For the state governors, it means that their decision to lock down inter-state borders must not be lost in the thickets of what is politically correct but practically a cosmetic approach to a serious problem. They must gird their loins and effectively supervise the full execution of their own order. It is painful but the pain and the inconvenience of restricted inter-state movement are less painful and less inconvenient than dying.

To put a real dampener on any hopes that the world might wake up tomorrow and find that this horrible nightmare has joined the Black Plague in the dark history of human struggle to defeat diseases, the director-general advised us not to entertain such pious but be unrealistic because “we have a long way to go. The virus will be with us for a long time.”

In other words, he sees no quick fix to the virus. It is going to be a long war – troubling, messy and, of course, totally devastating.
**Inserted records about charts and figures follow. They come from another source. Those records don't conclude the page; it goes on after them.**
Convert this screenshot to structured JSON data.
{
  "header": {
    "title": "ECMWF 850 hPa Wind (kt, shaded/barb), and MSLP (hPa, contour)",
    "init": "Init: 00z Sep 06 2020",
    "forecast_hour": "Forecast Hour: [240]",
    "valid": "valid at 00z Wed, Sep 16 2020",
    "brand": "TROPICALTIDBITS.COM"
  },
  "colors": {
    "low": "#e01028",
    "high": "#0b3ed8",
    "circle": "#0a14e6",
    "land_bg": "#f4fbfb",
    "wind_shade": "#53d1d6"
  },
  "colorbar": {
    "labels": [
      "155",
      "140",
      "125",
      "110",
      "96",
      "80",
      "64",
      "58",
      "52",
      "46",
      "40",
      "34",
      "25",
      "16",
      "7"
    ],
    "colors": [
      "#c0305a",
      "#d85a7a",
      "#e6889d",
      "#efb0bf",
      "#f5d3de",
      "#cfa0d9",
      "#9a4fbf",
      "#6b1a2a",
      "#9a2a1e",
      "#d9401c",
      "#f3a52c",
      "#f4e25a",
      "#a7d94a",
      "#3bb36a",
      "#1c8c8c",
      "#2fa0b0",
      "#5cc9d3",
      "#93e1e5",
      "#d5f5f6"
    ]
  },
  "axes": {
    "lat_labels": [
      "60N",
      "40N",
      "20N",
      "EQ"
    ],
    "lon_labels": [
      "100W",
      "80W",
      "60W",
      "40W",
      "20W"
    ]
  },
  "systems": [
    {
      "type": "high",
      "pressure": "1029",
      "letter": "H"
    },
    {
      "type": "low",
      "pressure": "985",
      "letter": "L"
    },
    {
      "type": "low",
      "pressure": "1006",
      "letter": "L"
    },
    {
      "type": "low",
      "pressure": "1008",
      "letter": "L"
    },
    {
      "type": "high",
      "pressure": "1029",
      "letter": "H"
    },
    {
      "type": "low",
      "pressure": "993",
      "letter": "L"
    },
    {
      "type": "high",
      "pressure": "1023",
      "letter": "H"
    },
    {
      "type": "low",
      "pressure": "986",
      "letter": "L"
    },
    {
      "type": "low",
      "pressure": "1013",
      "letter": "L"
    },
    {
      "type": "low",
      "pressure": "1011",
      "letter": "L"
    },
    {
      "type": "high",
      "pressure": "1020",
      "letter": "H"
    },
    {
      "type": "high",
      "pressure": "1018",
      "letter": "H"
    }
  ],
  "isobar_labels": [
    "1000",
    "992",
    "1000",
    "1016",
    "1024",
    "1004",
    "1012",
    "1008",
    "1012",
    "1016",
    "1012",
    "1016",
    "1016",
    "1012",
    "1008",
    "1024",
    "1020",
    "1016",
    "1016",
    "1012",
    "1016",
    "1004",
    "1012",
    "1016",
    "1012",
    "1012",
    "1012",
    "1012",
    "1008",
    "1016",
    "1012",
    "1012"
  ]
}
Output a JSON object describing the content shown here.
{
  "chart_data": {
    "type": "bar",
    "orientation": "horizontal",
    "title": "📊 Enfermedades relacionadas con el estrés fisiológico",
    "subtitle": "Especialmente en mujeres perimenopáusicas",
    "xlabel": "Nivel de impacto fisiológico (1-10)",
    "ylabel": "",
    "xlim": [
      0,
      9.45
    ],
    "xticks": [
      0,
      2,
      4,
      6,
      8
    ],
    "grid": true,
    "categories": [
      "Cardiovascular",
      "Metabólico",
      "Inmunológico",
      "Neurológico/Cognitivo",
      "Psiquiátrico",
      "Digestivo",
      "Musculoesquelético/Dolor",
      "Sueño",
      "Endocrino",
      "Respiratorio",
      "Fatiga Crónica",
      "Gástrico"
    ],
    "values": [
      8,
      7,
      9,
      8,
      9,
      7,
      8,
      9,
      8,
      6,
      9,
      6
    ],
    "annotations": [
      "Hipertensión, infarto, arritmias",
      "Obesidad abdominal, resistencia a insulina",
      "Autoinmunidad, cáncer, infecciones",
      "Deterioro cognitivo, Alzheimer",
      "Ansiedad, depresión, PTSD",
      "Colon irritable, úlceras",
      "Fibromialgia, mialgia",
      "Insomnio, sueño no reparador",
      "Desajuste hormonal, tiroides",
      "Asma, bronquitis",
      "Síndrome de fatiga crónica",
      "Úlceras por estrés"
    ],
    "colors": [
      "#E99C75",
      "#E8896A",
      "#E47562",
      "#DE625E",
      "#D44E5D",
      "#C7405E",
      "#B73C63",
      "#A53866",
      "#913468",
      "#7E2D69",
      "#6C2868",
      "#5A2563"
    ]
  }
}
It is not just a health war anymore; it is an economic war that would complicate matters for the survivors. No national economy now and in the wake of the pandemic, would be safe or untouched by it. A new crude oil sales math tells us the price of crude oil has fallen below zero, throwing national and sub-national budgets out of kilter.

This, as you do appreciate, is a serious and peculiar problem for oil-producing countries that depend, as we do, largely on their earnings from crude oil. A barrel of oil costs nothing now. You could hear the sound of emptiness in the national treasury already. Development promises will be broken and, sadly, the roads slated for construction this year by the Federal Government will remain stuck with coloured pins on the drawing boards. Fate tends to portray leaders as men cursed with truth deficit.

I foresee a case of oil, oil everywhere, but no buyers. A huge global oil glut looms in the near horizon. Anyone can see that this probably would be a global economic disaster on a scale the world has not witnessed in modern times. Spare some sympathy for national economic planners. It is they who would help their nations manage the global, national and sub-national economies devastated by COVID-19.